Lodgepole pines grow in multiple ecosystems but are typically seen between 8,500 ft and 10,000 ft. Unlike ponderosa pines, lodgepoles grow in dense forests. When a fire burns a lodgepole forest, typically every 100 years, it burns as a hot crown fire.

Lodgepole forests are fire-dependent and cannot regenerate without high heat. These fire-adapted trees have serotinous cones that produce thousands of seeds. These cones are sealed tightly with resin, a sticky flammable substance. When a fire comes through the high temperatures melt the resin and open the cones, releasing the seeds. Without the tall and dense tree stands, the new seeds have space and sunlight necessary to begin their growth.

lush subalpine spruce/fir forest
Spruce and fir forests retain more moisture than any other forest in Rocky.

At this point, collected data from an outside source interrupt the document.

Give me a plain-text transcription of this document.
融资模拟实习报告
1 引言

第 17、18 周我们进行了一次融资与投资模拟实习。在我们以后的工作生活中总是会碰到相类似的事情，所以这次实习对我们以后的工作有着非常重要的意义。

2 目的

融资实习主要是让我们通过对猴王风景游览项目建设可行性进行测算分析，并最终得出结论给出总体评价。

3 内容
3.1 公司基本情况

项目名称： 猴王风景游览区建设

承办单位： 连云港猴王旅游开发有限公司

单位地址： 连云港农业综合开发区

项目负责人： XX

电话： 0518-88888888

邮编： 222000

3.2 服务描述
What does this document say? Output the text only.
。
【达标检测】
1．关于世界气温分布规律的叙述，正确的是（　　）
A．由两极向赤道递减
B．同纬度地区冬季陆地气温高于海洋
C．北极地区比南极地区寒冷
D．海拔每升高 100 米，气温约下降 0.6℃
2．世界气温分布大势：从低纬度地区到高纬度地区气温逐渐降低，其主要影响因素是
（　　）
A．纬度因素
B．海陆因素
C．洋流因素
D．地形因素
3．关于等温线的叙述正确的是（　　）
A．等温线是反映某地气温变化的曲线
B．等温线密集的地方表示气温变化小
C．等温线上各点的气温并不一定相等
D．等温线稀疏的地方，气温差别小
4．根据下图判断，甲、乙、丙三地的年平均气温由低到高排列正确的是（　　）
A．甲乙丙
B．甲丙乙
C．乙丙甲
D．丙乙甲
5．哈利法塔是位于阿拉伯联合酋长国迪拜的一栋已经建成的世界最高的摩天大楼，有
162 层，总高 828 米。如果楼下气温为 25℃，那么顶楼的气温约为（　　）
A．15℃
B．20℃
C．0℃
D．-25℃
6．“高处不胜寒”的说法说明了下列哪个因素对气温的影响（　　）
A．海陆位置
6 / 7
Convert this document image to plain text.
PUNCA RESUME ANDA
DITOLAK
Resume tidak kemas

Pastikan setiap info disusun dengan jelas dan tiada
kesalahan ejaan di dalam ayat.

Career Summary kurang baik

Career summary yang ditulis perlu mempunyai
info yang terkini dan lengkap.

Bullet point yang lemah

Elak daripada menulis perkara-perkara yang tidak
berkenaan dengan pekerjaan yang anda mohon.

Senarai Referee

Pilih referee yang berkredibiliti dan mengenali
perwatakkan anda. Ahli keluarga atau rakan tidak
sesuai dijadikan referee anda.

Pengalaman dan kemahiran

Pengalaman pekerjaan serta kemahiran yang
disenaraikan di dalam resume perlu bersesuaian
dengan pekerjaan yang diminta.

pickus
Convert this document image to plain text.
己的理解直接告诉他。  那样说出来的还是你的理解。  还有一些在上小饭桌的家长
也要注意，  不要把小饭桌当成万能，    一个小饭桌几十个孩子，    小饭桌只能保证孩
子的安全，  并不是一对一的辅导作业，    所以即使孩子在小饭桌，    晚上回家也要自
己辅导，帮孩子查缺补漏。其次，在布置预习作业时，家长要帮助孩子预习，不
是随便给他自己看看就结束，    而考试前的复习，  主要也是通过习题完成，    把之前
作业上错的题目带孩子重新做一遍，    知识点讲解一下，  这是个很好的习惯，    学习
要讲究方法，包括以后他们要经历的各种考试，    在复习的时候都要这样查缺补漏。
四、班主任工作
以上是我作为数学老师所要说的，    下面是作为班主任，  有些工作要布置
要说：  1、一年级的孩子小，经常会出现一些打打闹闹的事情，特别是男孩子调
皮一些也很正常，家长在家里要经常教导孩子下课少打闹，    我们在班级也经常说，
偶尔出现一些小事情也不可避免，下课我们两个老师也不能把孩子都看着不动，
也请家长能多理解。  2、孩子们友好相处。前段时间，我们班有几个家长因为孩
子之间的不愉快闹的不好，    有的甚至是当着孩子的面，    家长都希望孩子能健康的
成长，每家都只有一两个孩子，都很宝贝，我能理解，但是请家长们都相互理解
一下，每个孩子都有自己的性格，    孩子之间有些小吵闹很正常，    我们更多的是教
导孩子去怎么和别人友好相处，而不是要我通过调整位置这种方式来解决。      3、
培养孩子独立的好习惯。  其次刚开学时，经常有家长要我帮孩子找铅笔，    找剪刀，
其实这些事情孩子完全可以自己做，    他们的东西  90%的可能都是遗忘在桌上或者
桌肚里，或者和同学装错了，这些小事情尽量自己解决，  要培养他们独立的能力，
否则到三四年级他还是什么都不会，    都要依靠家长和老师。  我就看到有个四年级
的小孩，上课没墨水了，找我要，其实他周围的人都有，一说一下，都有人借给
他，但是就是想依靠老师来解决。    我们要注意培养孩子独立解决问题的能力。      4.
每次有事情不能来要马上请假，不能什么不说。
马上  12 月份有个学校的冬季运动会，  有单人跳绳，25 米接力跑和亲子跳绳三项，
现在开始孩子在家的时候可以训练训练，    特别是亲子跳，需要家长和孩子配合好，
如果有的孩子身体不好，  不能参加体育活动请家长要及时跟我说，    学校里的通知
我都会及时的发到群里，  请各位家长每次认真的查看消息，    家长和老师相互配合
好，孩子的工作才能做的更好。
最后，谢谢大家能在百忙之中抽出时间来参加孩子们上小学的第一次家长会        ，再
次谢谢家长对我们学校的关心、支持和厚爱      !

NPS Photo / Nicholas Scritchfield

Spruce & Fir

Spruce and fir trees also grow in multiple ecosystems and can be found as high as 11,400 ft. These cool, moist forests receive more snow and retain more water in their soil than any other forest in the park. This moisture makes these forests fire-resistant. When wildland fires occur in spruce/fir forests every 300 years or so, it is usually driven by drought.


What is secondary succession?

When wildland fire moves through an ecosystem, whether it’s been 30 years or 300 years since the last, the land is ready for new life to emerge. The recolonization of species after a disturbancelike a wildland fireis called secondary succession.

The nutrient-rich soil and open space allow pioneer species, like aspen and fireweed, to appear quickly. Grasses and other plants will also begin to grow back, followed by shrubs and trees. Eventually, as trees grow taller, such as the lodgepole pines, the less shade-tolerant vegetation will die out and be replaced by shade-tolerant species. As time goes on, the forest will reach a state of maturity and, once again, be ready for wildland fire.

green grasses and pink flowers growing back after a fire
Grasses and fireweed, a vibrant pink flower, grow back quickly after a disturbance.